Thread: Labels
View Single Post
Old 10-10-2022, 06:02 AM
  # 11 (permalink)  
DriGuy
Member
 
DriGuy's Avatar
 
Join Date: Nov 2018
Posts: 5,194
Alcoholic is a loaded term that carries baggage. Some people have stated they are grateful to be alcoholics. I've heard people claim that, but I could never come close to relating to it. I didn't want to be an alcoholic, but at some point you need to admit that you are no longer in control of your own life. You can label that condition any way you want, but it is a condition you must come to terms with.

This thread is making me think of something in a different light. Before I quit, I knew I had a problem, but I may have focused too much on trying not to be an alcoholic. While that may have seemed like a step in the right direction at the time, it actually worked against me because "trying not to be an alcoholic" in my case was just another way of "learning how to control my drinking." And like many of us here, I went to great lengths for many years, "trying not to be an alcoholic" without realizing the futility of that approach.

Being an alcoholic in recovery (or recovered if you prefer) is not as offensive to me. But being just a plain ole' alcoholic is an ugly business.
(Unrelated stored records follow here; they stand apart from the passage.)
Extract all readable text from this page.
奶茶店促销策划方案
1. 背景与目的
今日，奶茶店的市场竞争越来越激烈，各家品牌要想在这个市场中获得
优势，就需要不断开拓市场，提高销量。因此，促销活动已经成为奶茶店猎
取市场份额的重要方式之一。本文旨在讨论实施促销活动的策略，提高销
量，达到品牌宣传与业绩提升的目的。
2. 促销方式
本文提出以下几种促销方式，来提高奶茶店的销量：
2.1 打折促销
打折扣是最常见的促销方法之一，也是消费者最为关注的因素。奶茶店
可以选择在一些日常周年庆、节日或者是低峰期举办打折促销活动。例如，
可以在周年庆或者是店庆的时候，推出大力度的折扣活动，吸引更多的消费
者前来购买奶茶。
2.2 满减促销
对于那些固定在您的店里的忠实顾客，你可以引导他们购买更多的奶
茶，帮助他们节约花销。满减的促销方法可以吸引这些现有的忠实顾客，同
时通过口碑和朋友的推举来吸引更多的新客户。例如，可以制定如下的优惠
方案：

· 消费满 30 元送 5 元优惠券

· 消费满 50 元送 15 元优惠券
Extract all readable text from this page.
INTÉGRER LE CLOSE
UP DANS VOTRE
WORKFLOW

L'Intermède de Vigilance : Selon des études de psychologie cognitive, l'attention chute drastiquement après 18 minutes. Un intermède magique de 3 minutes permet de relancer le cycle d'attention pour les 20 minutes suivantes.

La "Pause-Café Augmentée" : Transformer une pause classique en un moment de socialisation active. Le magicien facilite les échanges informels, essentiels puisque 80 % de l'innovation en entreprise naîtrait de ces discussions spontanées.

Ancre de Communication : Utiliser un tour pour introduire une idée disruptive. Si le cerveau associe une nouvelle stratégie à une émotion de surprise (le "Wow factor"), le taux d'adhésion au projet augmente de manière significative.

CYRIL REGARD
Call it just a meaningless label, but it is still an ugly business, and it represented a low point in my life that was not just some transient point in time. It lasted for years slowly dragging me deeper and deeper into despair.

I can't overlook that label, or whitewash it. Things are what they are no matter what label you use to describe them, but to recover, I had to come to terms with the situation. And most of all I needed information and knowledge that led to the solution. You may be an alcoholic, but the key for me was to stop acting like one, and it's a simple key, just stop drinking, and stop trying to prove you can drink like a gentleman.